It's time for some opposition research.  Bolton Wanderers travel south to Watford this Saturday.  Over the past few days I have had the pleasure of speaking with the editor, designer, and Supreme Chancellor of www.forzawatford.com, Jamie Leah.  He was kind enough to answer all of my questions about his football club, and I will return this courtesy on his site later this week.  If you want to hear more of Jamie's insight, you can follow him on Twitter, where he is @thisisjamieleah.  For general info about Watford FC, you can follow @forzawatford.

Who is Watford's best player, and what danger will he pose to Bolton Wanderers on August 9th?

Almen Abdi, who won Watford's 2012-13 Player of the Season award before missing the majority of the 2013-14 campaign with a knee injury, will be welcomed back with open arms.

Since his arrival at Vicarage Road, Abdi has been metronomic in the middle of the park, pulling the strings (and opposition defenders) from the midfield. Most of our attacking play tends to go through the Swiss midfielder and during his absence last season, the side often seemed flat and uninspired.

We all know Watford has an Italian connection, but how does it actually work?

Our Italian owners, the Pozzo family, also own Serie A side Udinese and La Liga outfit Granada, which enables the club to take advantage of a global scouting network that has previously brought the likes of Alexis Sanchez and Juan Cuadrado to Europe.

Their ownership has allowed Watford to bring players in of a much higher standard than they could hope for under the previous regime and, what's more, these additions are effectively free.

While the club is often criticised for utilising this alternative method, it is worth noting that the Pozzos saved the club from the brink of administration and have spent money to improve both the stadium and the training facilities, all while other owners spend beyond their club's means, building up massive debts in the process.

Marvin Sordell seemingly fell to pieces when he moved to Bolton, and went to Burnley this summer for a fraction of what we paid you for him. Were there warning signs when he was with you guys?

Sordell certainly had talent, enough to make it in the Premier League, but he was very inconsistent for Watford. In terms of warning signs, the mental aspect of his game was noticeably weak.

If he started a game well or was confident the goals would flow, but if he had a bad day he had a tendency to let it affect him.
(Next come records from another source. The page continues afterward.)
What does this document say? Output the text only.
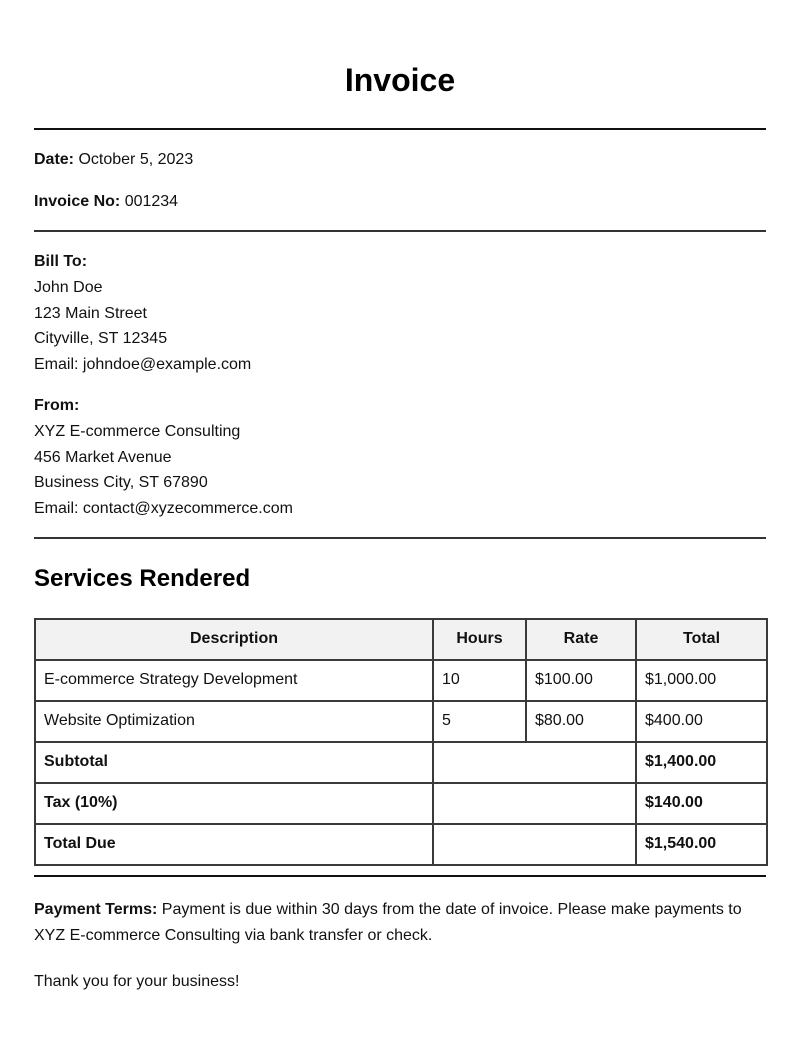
Invoice
Date: October 5, 2023
Invoice No: 001234
Bill To:
John Doe
123 Main Street
Cityville, ST 12345
Email: johndoe@example.com
From:
XYZ E-commerce Consulting
456 Market Avenue
Business City, ST 67890
Email: contact@xyzecommerce.com
Services Rendered
Description	Hours	Rate	Total
E-commerce Strategy Development	10	$100.00	$1,000.00
Website Optimization	5	$80.00	$400.00
Subtotal			$1,400.00
Tax (10%)			$140.00
Total Due			$1,540.00
Payment Terms: Payment is due within 30 days from the date of invoice. Please make payments to XYZ E-commerce Consulting via bank transfer or check.
Thank you for your business!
A notable example of this was the 1-1 draw with Leeds United in 2011; he missed a great chance and then failed to convert a stoppage-time penalty, before Leeds went up the other end and scored their own penalty to equalise even later in the game. There were suggestions that he cried on the way off the pitch that day which may, to some, suggest that he was mentally frail. However, that may be a bit harsh given the situation.
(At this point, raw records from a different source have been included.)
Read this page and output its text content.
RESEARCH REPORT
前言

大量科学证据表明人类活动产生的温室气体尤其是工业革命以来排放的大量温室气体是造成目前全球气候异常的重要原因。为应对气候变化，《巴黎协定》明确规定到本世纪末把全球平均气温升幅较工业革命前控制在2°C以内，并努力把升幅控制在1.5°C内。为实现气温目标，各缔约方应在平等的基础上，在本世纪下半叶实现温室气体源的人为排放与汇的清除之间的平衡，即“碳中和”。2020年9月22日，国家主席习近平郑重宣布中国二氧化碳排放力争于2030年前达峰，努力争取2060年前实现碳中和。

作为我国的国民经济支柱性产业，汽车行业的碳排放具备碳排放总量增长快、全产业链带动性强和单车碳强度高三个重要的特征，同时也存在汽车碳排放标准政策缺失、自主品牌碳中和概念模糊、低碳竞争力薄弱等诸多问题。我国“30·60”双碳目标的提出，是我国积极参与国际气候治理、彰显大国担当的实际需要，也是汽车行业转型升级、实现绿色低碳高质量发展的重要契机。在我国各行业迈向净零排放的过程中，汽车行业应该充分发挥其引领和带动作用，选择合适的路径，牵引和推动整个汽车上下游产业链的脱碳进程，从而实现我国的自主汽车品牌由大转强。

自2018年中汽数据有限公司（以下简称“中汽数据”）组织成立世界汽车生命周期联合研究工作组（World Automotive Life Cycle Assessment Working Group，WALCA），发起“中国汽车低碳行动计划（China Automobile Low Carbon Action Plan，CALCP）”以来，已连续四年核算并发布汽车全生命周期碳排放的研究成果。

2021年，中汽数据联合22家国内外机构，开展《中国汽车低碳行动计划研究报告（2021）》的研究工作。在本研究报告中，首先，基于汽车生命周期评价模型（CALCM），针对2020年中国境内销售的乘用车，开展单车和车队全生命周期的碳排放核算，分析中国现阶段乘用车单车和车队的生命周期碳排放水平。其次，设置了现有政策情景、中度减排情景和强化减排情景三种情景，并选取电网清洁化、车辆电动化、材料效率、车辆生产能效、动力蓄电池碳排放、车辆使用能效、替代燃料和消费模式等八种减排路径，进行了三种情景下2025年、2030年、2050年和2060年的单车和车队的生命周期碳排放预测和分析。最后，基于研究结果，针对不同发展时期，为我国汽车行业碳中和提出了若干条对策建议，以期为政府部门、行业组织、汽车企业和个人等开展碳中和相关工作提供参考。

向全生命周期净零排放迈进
So, yes, there were some warning signs but the talent was clearly there during his time at Vicarage Road. Former boss Sean Dyche might be the man to get the best out of him at Turf Moor.

What are the owners' expectations for the season? Do the fans feel this is realistic?

Watford's owners, the Pozzo family, have given head coach Giuseppe Sannino the tools he needs to get out of this division and I think fans feel that promotion is a realistic expectation ahead of the 2014-15 campaign .

The return of Matej Vydra and Daniel Tozser on loan and the additions of several experienced players mean that the Hornets are much better equipped to reach the Premier League this time around.

I think a top-six finish is a realistic - if not slightly conservative - prediction.